Дьяконов внимательно посмотрел на девушку, которая так и стояла с опущенной головой, но ничего кроме кончика носа, уголка губ и острого подбородка не увидел.
– Что-то случилось? У вас ведь, кажется, дружная компания подобралась.
– Боюсь я: как дяди Егора не стало, сразу ко мне подвалили. Вчера ещё, под утро. Того и гляди… затащат куда.
– Понятно. Пойдёмте, чаю попьём, заодно и поговорим.
Дьяконов собирал на стол. Лиза сидела в уголке в своей обычной позе – с опущенной головой.
– Всё готово, присаживайтесь, – позвал он девушку и добавил, когда та присела к столу: – Сняли бы бейсболку-то, а то вы этим козырьком… нос мне свернёте.
Она хихикнула, взялась было за козырёк, но тут же, отняла руку.
– Может, не надо? Вам неприятно будет…
– Что ещё за глупости. Вы что, лица своего стесняетесь? Кепка не кепка… я ведь не слепой: нормальное абсолютно лицо, симпатичное. Снимайте и ничего не бойтесь.
Лиза сняла бейсболку, взглянула на Андрея и, увидев, как переменилось его лицо, бросилась к выходу. Он вскочил с места, схватил её за куртку.
– Пусти! – всхлипывала она, пытаясь вырваться. – Говорила же…
– Всё, всё, всё хорошо, – нашёптывал он в бело-дымчатый ёршик волос. – Просто… я глаз таких никогда не видел, вот у меня… физиономия и вытянулась. Честно.
Лиза успокоилась и больше не вырывалась, а Дьяконов продолжал поглаживать её по спине и говорить. Он говорил о её немыслимой красоте, о слепоте и глупости местных обитателей, говорил, что с удовольствием берёт её в бригаду и что никто и никогда не посмеет её обидеть. Много чего наговорил этим утром Дьяконов, зато к вечеру Лиза уже не опускала голову и улыбалась с долей невинного кокетства.
Когда пришло время спать, Андрей уложил девушку на кровать, себе постелил на полу. Уснуть, конечно, не смог. Слушал шелест листвы за стеной, смотрел на колеблющуюся за окном ветку с пробегающей по ней серебряной рябью и складывал из неверной лунной мозаики лицо Лизы. И её глаза, каких, конечно же, не могло быть ни у китайцев, ни у инопланетян и вообще – ни у кого в видимой области Вселенной.
Он думал о том, что пришло время покинуть свалку. Предсказание оказалось верным: все его «хотения» исполнились – и даже с лихвой. Ещё он думал, что непременно должен теперь построить дом (а как иначе, коль хозяйку и сторожа для него он уже нашёл?), думал о своих будущих картинах, на первой из которых будет изображено то, что он сейчас видел перед собой – лунное укиё-э.
А потом, когда веки Андрея сомкнулись, ему явился достопамятный «новогодний» бродяга. Морщины его куда-то пропали, вмятина – тоже.

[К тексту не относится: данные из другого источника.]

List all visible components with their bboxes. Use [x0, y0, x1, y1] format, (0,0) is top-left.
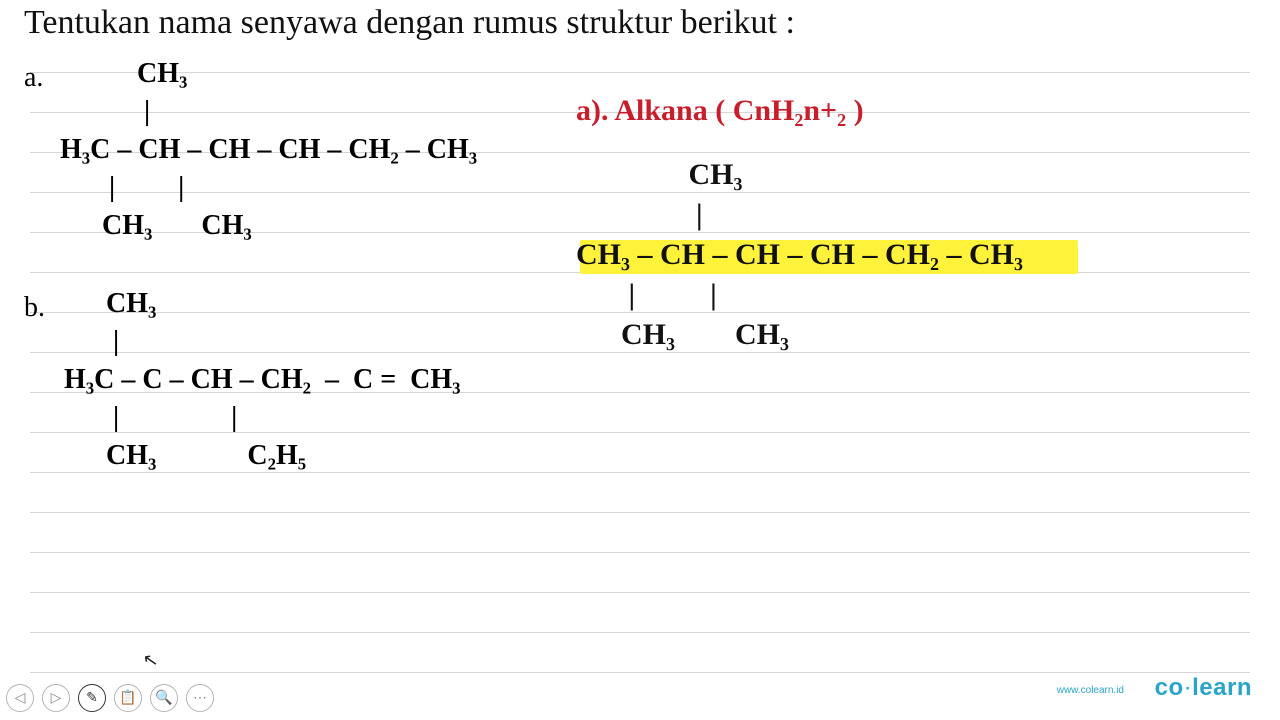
ans-row3: CH₃ – CH – CH – CH – CH₂ – CH₃	[576, 240, 1023, 280]
brand-learn: learn	[1192, 674, 1252, 701]
brand-url: www.colearn.id	[1057, 685, 1124, 696]
struct-a-row5: CH₃ CH₃	[60, 212, 477, 250]
structure-b: CH₃ | H₃C – C – CH – CH₂ – C = CH₃ | | C…	[64, 290, 461, 480]
struct-a-row2: |	[60, 98, 477, 136]
tool-5[interactable]: ⋯	[186, 684, 214, 712]
struct-b-row4: | |	[64, 404, 461, 442]
tool-2[interactable]: ✎	[78, 684, 106, 712]
cursor-icon: ↖	[141, 649, 160, 672]
tool-0[interactable]: ◁	[6, 684, 34, 712]
brand-dot: ·	[1184, 674, 1193, 701]
answer-heading: a). Alkana ( CnH₂n+₂ )	[576, 94, 864, 128]
answer-chain: CH₃ | CH₃ – CH – CH – CH – CH₂ – CH₃ | |…	[576, 160, 1023, 360]
tool-3[interactable]: 📋	[114, 684, 142, 712]
tool-1[interactable]: ▷	[42, 684, 70, 712]
struct-b-row1: CH₃	[64, 290, 461, 328]
label-b: b.	[24, 292, 45, 324]
brand-logo: co·learn	[1155, 674, 1252, 702]
struct-a-row3: H₃C – CH – CH – CH – CH₂ – CH₃	[60, 136, 477, 174]
ans-row2: |	[576, 200, 1023, 240]
toolbar: ◁ ▷ ✎ 📋 🔍 ⋯	[6, 684, 214, 712]
question-title: Tentukan nama senyawa dengan rumus struk…	[24, 4, 795, 42]
ans-row1: CH₃	[576, 160, 1023, 200]
structure-a: CH₃ | H₃C – CH – CH – CH – CH₂ – CH₃ | |…	[60, 60, 477, 250]
struct-b-row2: |	[64, 328, 461, 366]
struct-b-row5: CH₃ C₂H₅	[64, 442, 461, 480]
struct-a-row4: | |	[60, 174, 477, 212]
brand-co: co	[1155, 674, 1184, 701]
ans-row4: | |	[576, 280, 1023, 320]
label-a: a.	[24, 62, 43, 94]
ans-row5: CH₃ CH₃	[576, 320, 1023, 360]
tool-4[interactable]: 🔍	[150, 684, 178, 712]
struct-b-row3: H₃C – C – CH – CH₂ – C = CH₃	[64, 366, 461, 404]
struct-a-row1: CH₃	[60, 60, 477, 98]
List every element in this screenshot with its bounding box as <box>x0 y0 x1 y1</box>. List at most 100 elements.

Он был чист, светел и под воротом его рубашки красовался розовый бант.
– Вы настоящий провидец. Спасибо вам, – то ли сказал, то ли подумал Андрей.
– Да брось, парень, какие из нас, синяков, провидцы? – отвечал бродяга сквозь шелест листвы. – Я обычный пустомеля и враль. Ты разве ещё не понял? И неважно, что я тебе тогда сказал, важно то, что ты услышал. – Он что-то ещё говорил, поводя перед собой рукой, но слов было не разобрать: голос тонул в шелесте листьев.